Mother Hale was honored by President Reagan during his State of the Union address in 1985. She was invited to Washington, D.C., where she was seated next to Mrs. Reagan during the speech when the President introduced her as "a true American hero." She received the applause of the Supreme Court and Congress with her characteristic humility. In 1989, she was honored with the Harry S. Truman Award for Public Service.
Hale was honored many times during her life. Despite the accolades, throughout the years, Mother Hale's thoughts were always with the needy children who were brought to her for assistance. In 1986, she told Herschel Johnson of Ebony that, "I'd like for it to go down in history that we taught our children to be proud Black American citizens, and that they learned they could do anything, and that they could do it for themselves."

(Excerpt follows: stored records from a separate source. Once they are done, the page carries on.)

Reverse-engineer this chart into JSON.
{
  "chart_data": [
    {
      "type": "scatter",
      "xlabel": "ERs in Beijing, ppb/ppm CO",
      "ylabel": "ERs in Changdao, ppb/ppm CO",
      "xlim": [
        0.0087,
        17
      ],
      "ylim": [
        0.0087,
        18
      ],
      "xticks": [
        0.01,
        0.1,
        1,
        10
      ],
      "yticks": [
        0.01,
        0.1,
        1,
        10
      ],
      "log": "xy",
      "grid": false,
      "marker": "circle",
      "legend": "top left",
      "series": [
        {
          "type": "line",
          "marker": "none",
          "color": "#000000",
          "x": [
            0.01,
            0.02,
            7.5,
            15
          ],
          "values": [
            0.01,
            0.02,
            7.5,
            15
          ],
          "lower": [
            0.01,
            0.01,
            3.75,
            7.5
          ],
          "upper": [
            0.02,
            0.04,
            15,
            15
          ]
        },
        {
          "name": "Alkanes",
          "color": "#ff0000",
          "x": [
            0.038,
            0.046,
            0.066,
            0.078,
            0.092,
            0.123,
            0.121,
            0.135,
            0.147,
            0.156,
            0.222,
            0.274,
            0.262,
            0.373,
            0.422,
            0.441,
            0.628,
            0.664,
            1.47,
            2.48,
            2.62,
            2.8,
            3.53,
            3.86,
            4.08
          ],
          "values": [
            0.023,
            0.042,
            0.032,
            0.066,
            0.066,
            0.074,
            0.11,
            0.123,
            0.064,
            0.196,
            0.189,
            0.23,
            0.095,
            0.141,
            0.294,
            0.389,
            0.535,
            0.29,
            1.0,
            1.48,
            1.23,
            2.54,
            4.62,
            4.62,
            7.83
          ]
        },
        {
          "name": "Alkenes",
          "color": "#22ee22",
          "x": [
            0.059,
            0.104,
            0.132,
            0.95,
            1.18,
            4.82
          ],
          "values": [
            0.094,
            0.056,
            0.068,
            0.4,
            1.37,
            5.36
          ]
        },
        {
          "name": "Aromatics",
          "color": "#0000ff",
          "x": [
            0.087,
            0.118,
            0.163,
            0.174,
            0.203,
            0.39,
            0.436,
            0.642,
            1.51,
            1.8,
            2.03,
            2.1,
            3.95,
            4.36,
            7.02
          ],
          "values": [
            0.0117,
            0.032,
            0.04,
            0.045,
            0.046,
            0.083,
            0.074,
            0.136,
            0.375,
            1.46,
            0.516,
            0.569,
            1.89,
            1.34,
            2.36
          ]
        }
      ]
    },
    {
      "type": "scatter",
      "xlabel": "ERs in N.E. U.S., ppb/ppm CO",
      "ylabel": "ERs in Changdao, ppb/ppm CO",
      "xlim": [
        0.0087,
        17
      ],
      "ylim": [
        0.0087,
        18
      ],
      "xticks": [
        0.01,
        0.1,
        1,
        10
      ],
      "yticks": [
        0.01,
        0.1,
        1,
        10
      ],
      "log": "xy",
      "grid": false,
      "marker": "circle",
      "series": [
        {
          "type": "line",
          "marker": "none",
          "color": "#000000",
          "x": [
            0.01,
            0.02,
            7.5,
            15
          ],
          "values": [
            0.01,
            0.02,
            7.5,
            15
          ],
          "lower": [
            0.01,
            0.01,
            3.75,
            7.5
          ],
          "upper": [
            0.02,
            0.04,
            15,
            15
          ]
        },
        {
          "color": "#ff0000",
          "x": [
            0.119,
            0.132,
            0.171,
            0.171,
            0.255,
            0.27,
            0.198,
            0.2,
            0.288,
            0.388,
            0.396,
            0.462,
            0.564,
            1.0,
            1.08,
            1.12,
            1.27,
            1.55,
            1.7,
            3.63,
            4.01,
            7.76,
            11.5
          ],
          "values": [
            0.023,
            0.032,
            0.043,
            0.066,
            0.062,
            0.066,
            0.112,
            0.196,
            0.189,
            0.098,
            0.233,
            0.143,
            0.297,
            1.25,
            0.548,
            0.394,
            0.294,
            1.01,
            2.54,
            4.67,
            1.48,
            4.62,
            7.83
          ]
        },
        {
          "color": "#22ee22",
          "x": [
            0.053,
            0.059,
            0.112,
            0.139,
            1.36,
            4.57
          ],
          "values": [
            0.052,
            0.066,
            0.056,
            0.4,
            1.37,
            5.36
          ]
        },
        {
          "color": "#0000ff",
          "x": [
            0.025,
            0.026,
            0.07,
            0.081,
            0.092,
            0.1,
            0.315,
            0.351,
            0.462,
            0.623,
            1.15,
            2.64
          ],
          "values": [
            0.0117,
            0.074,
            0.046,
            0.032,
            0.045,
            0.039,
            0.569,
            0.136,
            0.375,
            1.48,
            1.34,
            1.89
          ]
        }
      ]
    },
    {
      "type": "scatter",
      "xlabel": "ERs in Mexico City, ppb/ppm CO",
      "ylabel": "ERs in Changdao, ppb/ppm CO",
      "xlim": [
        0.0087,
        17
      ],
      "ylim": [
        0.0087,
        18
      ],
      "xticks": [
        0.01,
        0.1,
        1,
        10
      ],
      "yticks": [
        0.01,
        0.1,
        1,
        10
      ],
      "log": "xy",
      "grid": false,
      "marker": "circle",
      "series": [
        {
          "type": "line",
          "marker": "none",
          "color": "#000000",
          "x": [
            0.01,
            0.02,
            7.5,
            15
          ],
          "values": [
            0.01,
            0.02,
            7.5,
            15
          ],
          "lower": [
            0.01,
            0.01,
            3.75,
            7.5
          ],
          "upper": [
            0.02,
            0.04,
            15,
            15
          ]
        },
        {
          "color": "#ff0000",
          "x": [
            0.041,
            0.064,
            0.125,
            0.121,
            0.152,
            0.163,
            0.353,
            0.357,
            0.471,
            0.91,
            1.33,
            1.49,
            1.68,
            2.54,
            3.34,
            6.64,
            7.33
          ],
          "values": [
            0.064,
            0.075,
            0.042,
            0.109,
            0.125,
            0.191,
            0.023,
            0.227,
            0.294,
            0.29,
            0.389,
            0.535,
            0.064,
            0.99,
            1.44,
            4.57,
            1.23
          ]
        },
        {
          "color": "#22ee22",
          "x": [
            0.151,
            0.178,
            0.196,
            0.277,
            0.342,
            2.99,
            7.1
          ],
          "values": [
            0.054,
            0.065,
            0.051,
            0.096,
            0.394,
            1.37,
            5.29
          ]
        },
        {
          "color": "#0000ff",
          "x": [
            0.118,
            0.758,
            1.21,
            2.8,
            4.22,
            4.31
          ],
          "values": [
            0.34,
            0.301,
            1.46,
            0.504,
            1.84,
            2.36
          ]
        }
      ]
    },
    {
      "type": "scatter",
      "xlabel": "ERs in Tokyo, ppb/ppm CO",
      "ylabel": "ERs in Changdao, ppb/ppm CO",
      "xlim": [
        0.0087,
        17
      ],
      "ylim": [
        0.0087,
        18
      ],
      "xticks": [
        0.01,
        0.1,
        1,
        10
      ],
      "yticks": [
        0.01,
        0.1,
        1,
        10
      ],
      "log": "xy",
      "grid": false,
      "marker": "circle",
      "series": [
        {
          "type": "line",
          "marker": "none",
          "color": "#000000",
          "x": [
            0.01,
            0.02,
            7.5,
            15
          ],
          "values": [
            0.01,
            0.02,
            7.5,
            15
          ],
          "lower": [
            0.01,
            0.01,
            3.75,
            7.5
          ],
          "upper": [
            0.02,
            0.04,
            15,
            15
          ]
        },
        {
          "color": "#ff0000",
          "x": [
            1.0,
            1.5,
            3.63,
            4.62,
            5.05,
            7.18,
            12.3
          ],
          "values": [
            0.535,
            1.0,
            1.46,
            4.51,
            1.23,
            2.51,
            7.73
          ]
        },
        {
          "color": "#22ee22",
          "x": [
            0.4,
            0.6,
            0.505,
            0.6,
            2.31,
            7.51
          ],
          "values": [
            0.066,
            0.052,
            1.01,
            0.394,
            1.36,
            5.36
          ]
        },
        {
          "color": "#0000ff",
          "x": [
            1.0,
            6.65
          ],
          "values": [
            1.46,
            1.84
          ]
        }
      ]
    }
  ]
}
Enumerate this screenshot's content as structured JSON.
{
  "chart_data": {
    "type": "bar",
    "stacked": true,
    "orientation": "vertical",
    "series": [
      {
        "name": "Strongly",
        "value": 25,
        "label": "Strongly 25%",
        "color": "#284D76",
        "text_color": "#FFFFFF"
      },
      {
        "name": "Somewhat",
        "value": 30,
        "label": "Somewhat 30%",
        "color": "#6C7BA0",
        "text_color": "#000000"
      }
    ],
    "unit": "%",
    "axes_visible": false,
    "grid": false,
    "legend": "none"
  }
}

In 1990, the 84-year-old Hale was invited to Los Angeles as an honored speaker at a symposium for care givers and social workers who were working with the problem of infant drug addiction. The public by then was familiar with Mother Hale's work and her reputation. Her words came nonetheless as a surprise to the professional crowd. Mother Hale, as quoted by Beyette, had little else to say except, "Help one another. Love each other," a refrain that she echoed many times throughout her life. Dr. Ernie Smith, also in attendance at the conference in Los Angeles, heard the no-nonsense words of love from Mother Hale, and he reiterated the message. He said, according to Beyette, "Well, Mother Hale didn't have a Ph.D. or an M.D. or 'any other kind of D,' but she took in that first drug baby back in 1969. 'All she had was a rocking chair."'
Hale continued her work. "When I get to heaven, I'm going to rest," she told Beyette. As her health began to fail, she became too frail to hold even the tiny babies whom she loved so dearly. She died of complications from a stroke on December 18, 1992 in New York City. Clara Hale and Hale House are credited with saving the lives and futures of many hundreds of babies over the years. At her funeral in New York she was eulogized by Reverend Carolyn Knight of the Philadelphia Baptist Church, who praised Mother Hale as "The moral conscience of this [New York] city." Mother Hale's work has been perpetuated by the Hale Foundation in New York.